2. Former au rôle de manager… différemment
Le leadership ne s’improvise pas. Il faut préparer les futurs managers en les exposant progressivement à des rôles d’animation ou de coordination (ex : gestion de projet, mentorat, ambassadeur interne…).
3. Créer des organisations plus horizontales
Les jeunes sont sensibles à la transparence, au feedback régulier et à la possibilité de contribuer au pilotage collectif. Les modèles d’équipes agiles, les rôles tournants, ou encore les initiatives entrepreneuriales peuvent répondre à ces attentes.
4. Valoriser l’impact plus que le titre
Ce qui attire les jeunes, ce n’est pas d’avoir “le pouvoir”, mais de faire bouger les lignes. Les entreprises doivent reconnecter la fonction managériale à sa capacité d’agir, de faire grandir, de créer de la valeur humaine.
Conclusion : un défi de transformation, pas de rejet
Le statut de manager n’est pas mort. Il est en pleine mutation.
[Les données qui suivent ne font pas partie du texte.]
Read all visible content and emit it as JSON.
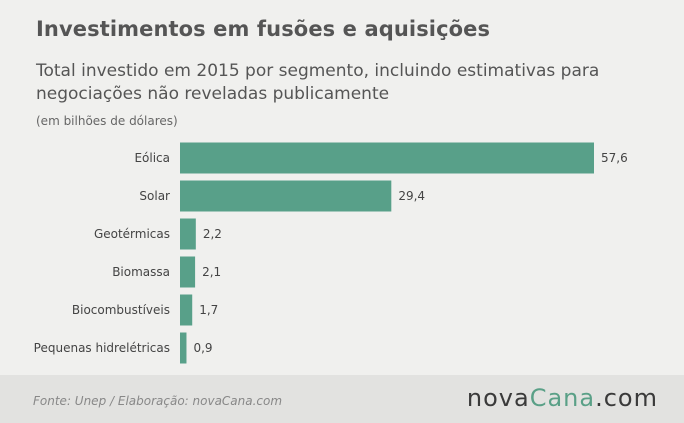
{
  "header": {
    "title": "Investimentos em fusões e aquisições",
    "subtitle": "Total investido em 2015 por segmento, incluindo estimativas para negociações não reveladas publicamente",
    "unit": "(em bilhões de dólares)"
  },
  "chart_data": {
    "type": "bar",
    "orientation": "horizontal",
    "categories": [
      "Eólica",
      "Solar",
      "Geotérmicas",
      "Biomassa",
      "Biocombustíveis",
      "Pequenas hidrelétricas"
    ],
    "values": [
      57.6,
      29.4,
      2.2,
      2.1,
      1.7,
      0.9
    ],
    "value_labels": [
      "57,6",
      "29,4",
      "2,2",
      "2,1",
      "1,7",
      "0,9"
    ],
    "bar_color": "#58a089",
    "xlim": [
      0,
      57.6
    ],
    "grid": false,
    "legend": "none"
  },
  "footer": {
    "source": "Fonte:  Unep / Elaboração:  novaCana.com",
    "logo_main": "nova",
    "logo_accent": "Cana",
    "logo_tail": ".com"
  },
  "colors": {
    "background": "#f0f0ee",
    "footer_background": "#e2e2e0",
    "accent": "#5aa087"
  }
}
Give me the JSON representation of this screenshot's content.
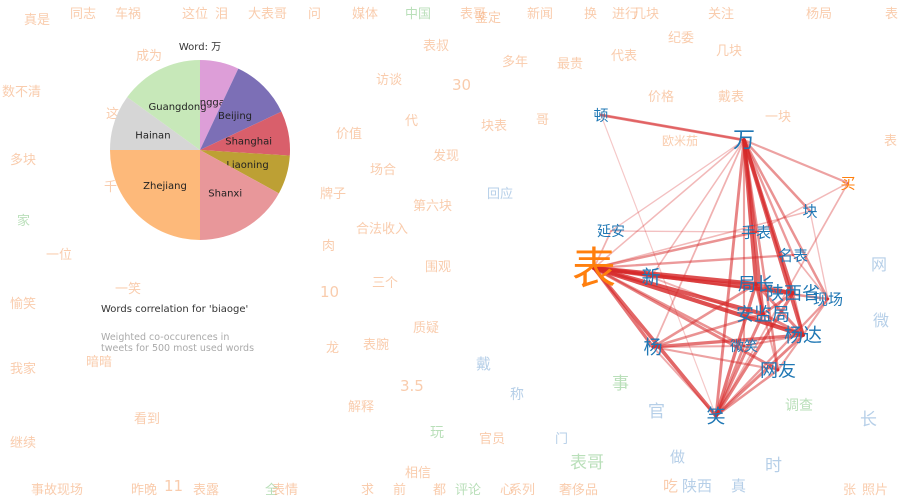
{
  "colors": {
    "cloud_orange": "#f4a26a",
    "cloud_green": "#7fc47f",
    "cloud_blue": "#7aa8d6",
    "node_blue": "#1f77b4",
    "node_orange": "#ff7f0e",
    "edge_red": "#d62728"
  },
  "chart_data": [
    {
      "type": "pie",
      "title": "Word: 万",
      "slices": [
        {
          "label": "Xianggang",
          "value": 7,
          "color": "#dd9ed8"
        },
        {
          "label": "Beijing",
          "value": 11,
          "color": "#7c6fb6"
        },
        {
          "label": "Shanghai",
          "value": 8,
          "color": "#d95f6b"
        },
        {
          "label": "Liaoning",
          "value": 7,
          "color": "#bda034"
        },
        {
          "label": "Shanxi",
          "value": 17,
          "color": "#e8979a"
        },
        {
          "label": "Zhejiang",
          "value": 25,
          "color": "#fdb97a"
        },
        {
          "label": "Hainan",
          "value": 10,
          "color": "#d6d6d6"
        },
        {
          "label": "Guangdong",
          "value": 15,
          "color": "#c7e8b9"
        }
      ]
    },
    {
      "type": "network",
      "title": "Words correlation for 'biaoge'",
      "subtitle_lines": [
        "Weighted co-occurences in",
        "tweets for 500 most used words"
      ],
      "nodes": [
        {
          "id": "wan",
          "label": "万",
          "size": 22,
          "color": "#1f77b4"
        },
        {
          "id": "biao",
          "label": "表",
          "size": 44,
          "color": "#ff7f0e"
        },
        {
          "id": "mai",
          "label": "买",
          "size": 15,
          "color": "#ff7f0e"
        },
        {
          "id": "dun",
          "label": "顿",
          "size": 15,
          "color": "#1f77b4"
        },
        {
          "id": "kuai",
          "label": "块",
          "size": 15,
          "color": "#1f77b4"
        },
        {
          "id": "yanan",
          "label": "延安",
          "size": 14,
          "color": "#1f77b4"
        },
        {
          "id": "shoubiao",
          "label": "手表",
          "size": 15,
          "color": "#1f77b4"
        },
        {
          "id": "mingbiao",
          "label": "名表",
          "size": 15,
          "color": "#1f77b4"
        },
        {
          "id": "xin",
          "label": "新",
          "size": 19,
          "color": "#1f77b4"
        },
        {
          "id": "juzhang",
          "label": "局长",
          "size": 18,
          "color": "#1f77b4"
        },
        {
          "id": "shanxisheng",
          "label": "陕西省",
          "size": 18,
          "color": "#1f77b4"
        },
        {
          "id": "xianchang",
          "label": "现场",
          "size": 15,
          "color": "#1f77b4"
        },
        {
          "id": "anjianju",
          "label": "安监局",
          "size": 18,
          "color": "#1f77b4"
        },
        {
          "id": "yangda",
          "label": "杨达",
          "size": 19,
          "color": "#1f77b4"
        },
        {
          "id": "yang",
          "label": "杨",
          "size": 19,
          "color": "#1f77b4"
        },
        {
          "id": "weixiao",
          "label": "微笑",
          "size": 14,
          "color": "#1f77b4"
        },
        {
          "id": "wangyou",
          "label": "网友",
          "size": 18,
          "color": "#1f77b4"
        },
        {
          "id": "xiao",
          "label": "笑",
          "size": 19,
          "color": "#1f77b4"
        }
      ],
      "edges": [
        {
          "source": "biao",
          "target": "juzhang",
          "weight": 0.95
        },
        {
          "source": "biao",
          "target": "shanxisheng",
          "weight": 0.9
        },
        {
          "source": "biao",
          "target": "anjianju",
          "weight": 0.9
        },
        {
          "source": "biao",
          "target": "yangda",
          "weight": 0.95
        },
        {
          "source": "biao",
          "target": "xiao",
          "weight": 0.8
        },
        {
          "source": "biao",
          "target": "yang",
          "weight": 0.7
        },
        {
          "source": "biao",
          "target": "wangyou",
          "weight": 0.6
        },
        {
          "source": "biao",
          "target": "shoubiao",
          "weight": 0.5
        },
        {
          "source": "biao",
          "target": "mingbiao",
          "weight": 0.45
        },
        {
          "source": "biao",
          "target": "xianchang",
          "weight": 0.5
        },
        {
          "source": "biao",
          "target": "weixiao",
          "weight": 0.5
        },
        {
          "source": "biao",
          "target": "xin",
          "weight": 0.4
        },
        {
          "source": "biao",
          "target": "wan",
          "weight": 0.25
        },
        {
          "source": "biao",
          "target": "yanan",
          "weight": 0.3
        },
        {
          "source": "biao",
          "target": "kuai",
          "weight": 0.25
        },
        {
          "source": "wan",
          "target": "dun",
          "weight": 0.6
        },
        {
          "source": "wan",
          "target": "mai",
          "weight": 0.4
        },
        {
          "source": "wan",
          "target": "kuai",
          "weight": 0.5
        },
        {
          "source": "wan",
          "target": "juzhang",
          "weight": 0.85
        },
        {
          "source": "wan",
          "target": "shanxisheng",
          "weight": 0.8
        },
        {
          "source": "wan",
          "target": "anjianju",
          "weight": 0.75
        },
        {
          "source": "wan",
          "target": "yangda",
          "weight": 0.85
        },
        {
          "source": "wan",
          "target": "shoubiao",
          "weight": 0.5
        },
        {
          "source": "wan",
          "target": "mingbiao",
          "weight": 0.45
        },
        {
          "source": "wan",
          "target": "xiao",
          "weight": 0.6
        },
        {
          "source": "wan",
          "target": "wangyou",
          "weight": 0.5
        },
        {
          "source": "wan",
          "target": "xianchang",
          "weight": 0.5
        },
        {
          "source": "wan",
          "target": "weixiao",
          "weight": 0.4
        },
        {
          "source": "wan",
          "target": "yang",
          "weight": 0.3
        },
        {
          "source": "wan",
          "target": "yanan",
          "weight": 0.2
        },
        {
          "source": "wan",
          "target": "xin",
          "weight": 0.25
        },
        {
          "source": "dun",
          "target": "xiao",
          "weight": 0.15
        },
        {
          "source": "dun",
          "target": "wan",
          "weight": 0.3
        },
        {
          "source": "mai",
          "target": "xiao",
          "weight": 0.3
        },
        {
          "source": "mai",
          "target": "shoubiao",
          "weight": 0.25
        },
        {
          "source": "yang",
          "target": "yangda",
          "weight": 0.7
        },
        {
          "source": "yang",
          "target": "juzhang",
          "weight": 0.5
        },
        {
          "source": "yang",
          "target": "anjianju",
          "weight": 0.5
        },
        {
          "source": "yang",
          "target": "wangyou",
          "weight": 0.4
        },
        {
          "source": "yang",
          "target": "weixiao",
          "weight": 0.35
        },
        {
          "source": "yang",
          "target": "xiao",
          "weight": 0.35
        },
        {
          "source": "xiao",
          "target": "juzhang",
          "weight": 0.7
        },
        {
          "source": "xiao",
          "target": "shanxisheng",
          "weight": 0.65
        },
        {
          "source": "xiao",
          "target": "anjianju",
          "weight": 0.6
        },
        {
          "source": "xiao",
          "target": "yangda",
          "weight": 0.6
        },
        {
          "source": "xiao",
          "target": "wangyou",
          "weight": 0.5
        },
        {
          "source": "xiao",
          "target": "weixiao",
          "weight": 0.55
        },
        {
          "source": "xiao",
          "target": "xianchang",
          "weight": 0.45
        },
        {
          "source": "juzhang",
          "target": "shanxisheng",
          "weight": 0.6
        },
        {
          "source": "juzhang",
          "target": "anjianju",
          "weight": 0.65
        },
        {
          "source": "juzhang",
          "target": "yangda",
          "weight": 0.6
        },
        {
          "source": "shanxisheng",
          "target": "anjianju",
          "weight": 0.6
        },
        {
          "source": "anjianju",
          "target": "yangda",
          "weight": 0.6
        },
        {
          "source": "shanxisheng",
          "target": "yangda",
          "weight": 0.5
        },
        {
          "source": "xianchang",
          "target": "yangda",
          "weight": 0.4
        },
        {
          "source": "wangyou",
          "target": "yangda",
          "weight": 0.4
        },
        {
          "source": "weixiao",
          "target": "yangda",
          "weight": 0.4
        },
        {
          "source": "wangyou",
          "target": "juzhang",
          "weight": 0.35
        },
        {
          "source": "xin",
          "target": "juzhang",
          "weight": 0.35
        },
        {
          "source": "xin",
          "target": "yangda",
          "weight": 0.3
        },
        {
          "source": "mingbiao",
          "target": "xianchang",
          "weight": 0.3
        },
        {
          "source": "kuai",
          "target": "xianchang",
          "weight": 0.2
        },
        {
          "source": "yanan",
          "target": "shoubiao",
          "weight": 0.2
        }
      ]
    }
  ],
  "word_cloud": [
    {
      "text": "真是",
      "tone": "orange"
    },
    {
      "text": "同志",
      "tone": "orange"
    },
    {
      "text": "车祸",
      "tone": "orange"
    },
    {
      "text": "这位",
      "tone": "orange"
    },
    {
      "text": "泪",
      "tone": "orange"
    },
    {
      "text": "大表哥",
      "tone": "orange"
    },
    {
      "text": "问",
      "tone": "orange"
    },
    {
      "text": "媒体",
      "tone": "orange"
    },
    {
      "text": "中国",
      "tone": "green"
    },
    {
      "text": "表哥",
      "tone": "orange"
    },
    {
      "text": "鉴定",
      "tone": "orange"
    },
    {
      "text": "新闻",
      "tone": "orange"
    },
    {
      "text": "换",
      "tone": "orange"
    },
    {
      "text": "进行",
      "tone": "orange"
    },
    {
      "text": "几块",
      "tone": "orange"
    },
    {
      "text": "关注",
      "tone": "orange"
    },
    {
      "text": "杨局",
      "tone": "orange"
    },
    {
      "text": "表",
      "tone": "orange"
    },
    {
      "text": "成为",
      "tone": "orange"
    },
    {
      "text": "表叔",
      "tone": "orange"
    },
    {
      "text": "纪委",
      "tone": "orange"
    },
    {
      "text": "几块",
      "tone": "orange"
    },
    {
      "text": "数不清",
      "tone": "orange"
    },
    {
      "text": "访谈",
      "tone": "orange"
    },
    {
      "text": "30",
      "tone": "orange"
    },
    {
      "text": "多年",
      "tone": "orange"
    },
    {
      "text": "最贵",
      "tone": "orange"
    },
    {
      "text": "代表",
      "tone": "orange"
    },
    {
      "text": "价格",
      "tone": "orange"
    },
    {
      "text": "戴表",
      "tone": "orange"
    },
    {
      "text": "这",
      "tone": "orange"
    },
    {
      "text": "代",
      "tone": "orange"
    },
    {
      "text": "块表",
      "tone": "orange"
    },
    {
      "text": "哥",
      "tone": "orange"
    },
    {
      "text": "一块",
      "tone": "orange"
    },
    {
      "text": "多块",
      "tone": "orange"
    },
    {
      "text": "价值",
      "tone": "orange"
    },
    {
      "text": "发现",
      "tone": "orange"
    },
    {
      "text": "欧米茄",
      "tone": "orange"
    },
    {
      "text": "表",
      "tone": "orange"
    },
    {
      "text": "场合",
      "tone": "orange"
    },
    {
      "text": "千",
      "tone": "orange"
    },
    {
      "text": "牌子",
      "tone": "orange"
    },
    {
      "text": "回应",
      "tone": "blue"
    },
    {
      "text": "第六块",
      "tone": "orange"
    },
    {
      "text": "家",
      "tone": "green"
    },
    {
      "text": "合法收入",
      "tone": "orange"
    },
    {
      "text": "肉",
      "tone": "orange"
    },
    {
      "text": "一位",
      "tone": "orange"
    },
    {
      "text": "围观",
      "tone": "orange"
    },
    {
      "text": "网",
      "tone": "blue"
    },
    {
      "text": "三个",
      "tone": "orange"
    },
    {
      "text": "一笑",
      "tone": "orange"
    },
    {
      "text": "10",
      "tone": "orange"
    },
    {
      "text": "愉笑",
      "tone": "orange"
    },
    {
      "text": "质疑",
      "tone": "orange"
    },
    {
      "text": "微",
      "tone": "blue"
    },
    {
      "text": "表腕",
      "tone": "orange"
    },
    {
      "text": "龙",
      "tone": "orange"
    },
    {
      "text": "暗暗",
      "tone": "orange"
    },
    {
      "text": "戴",
      "tone": "blue"
    },
    {
      "text": "我家",
      "tone": "orange"
    },
    {
      "text": "3.5",
      "tone": "orange"
    },
    {
      "text": "事",
      "tone": "green"
    },
    {
      "text": "称",
      "tone": "blue"
    },
    {
      "text": "解释",
      "tone": "orange"
    },
    {
      "text": "官",
      "tone": "blue"
    },
    {
      "text": "调查",
      "tone": "green"
    },
    {
      "text": "看到",
      "tone": "orange"
    },
    {
      "text": "长",
      "tone": "blue"
    },
    {
      "text": "继续",
      "tone": "orange"
    },
    {
      "text": "玩",
      "tone": "green"
    },
    {
      "text": "官员",
      "tone": "orange"
    },
    {
      "text": "门",
      "tone": "blue"
    },
    {
      "text": "做",
      "tone": "blue"
    },
    {
      "text": "相信",
      "tone": "orange"
    },
    {
      "text": "表哥",
      "tone": "green"
    },
    {
      "text": "时",
      "tone": "blue"
    },
    {
      "text": "事故现场",
      "tone": "orange"
    },
    {
      "text": "昨晚",
      "tone": "orange"
    },
    {
      "text": "11",
      "tone": "orange"
    },
    {
      "text": "表露",
      "tone": "orange"
    },
    {
      "text": "全",
      "tone": "green"
    },
    {
      "text": "表情",
      "tone": "orange"
    },
    {
      "text": "求",
      "tone": "orange"
    },
    {
      "text": "前",
      "tone": "orange"
    },
    {
      "text": "都",
      "tone": "orange"
    },
    {
      "text": "评论",
      "tone": "green"
    },
    {
      "text": "心",
      "tone": "orange"
    },
    {
      "text": "系列",
      "tone": "orange"
    },
    {
      "text": "奢侈品",
      "tone": "orange"
    },
    {
      "text": "吃",
      "tone": "orange"
    },
    {
      "text": "陕西",
      "tone": "blue"
    },
    {
      "text": "真",
      "tone": "blue"
    },
    {
      "text": "张",
      "tone": "orange"
    },
    {
      "text": "照片",
      "tone": "orange"
    }
  ]
}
Ce qui est remis en question, c’est un modèle dépassé, trop souvent associé à l’isolement, au stress et à une verticalité contre-productive.
Les jeunes générations posent une exigence salutaire aux organisations : faire du management un levier d’engagement, d’apprentissage et d’impact et non une fin en soi. Cela implique de revoir les parcours, les postures, et les représentations du pouvoir dans l’entreprise.
Pour les secteurs où les compétences managériales sont décisives, il ne s’agit pas de convaincre les jeunes de rêver à nouveau du management, mais de leur donner envie d’en réinventer les contours.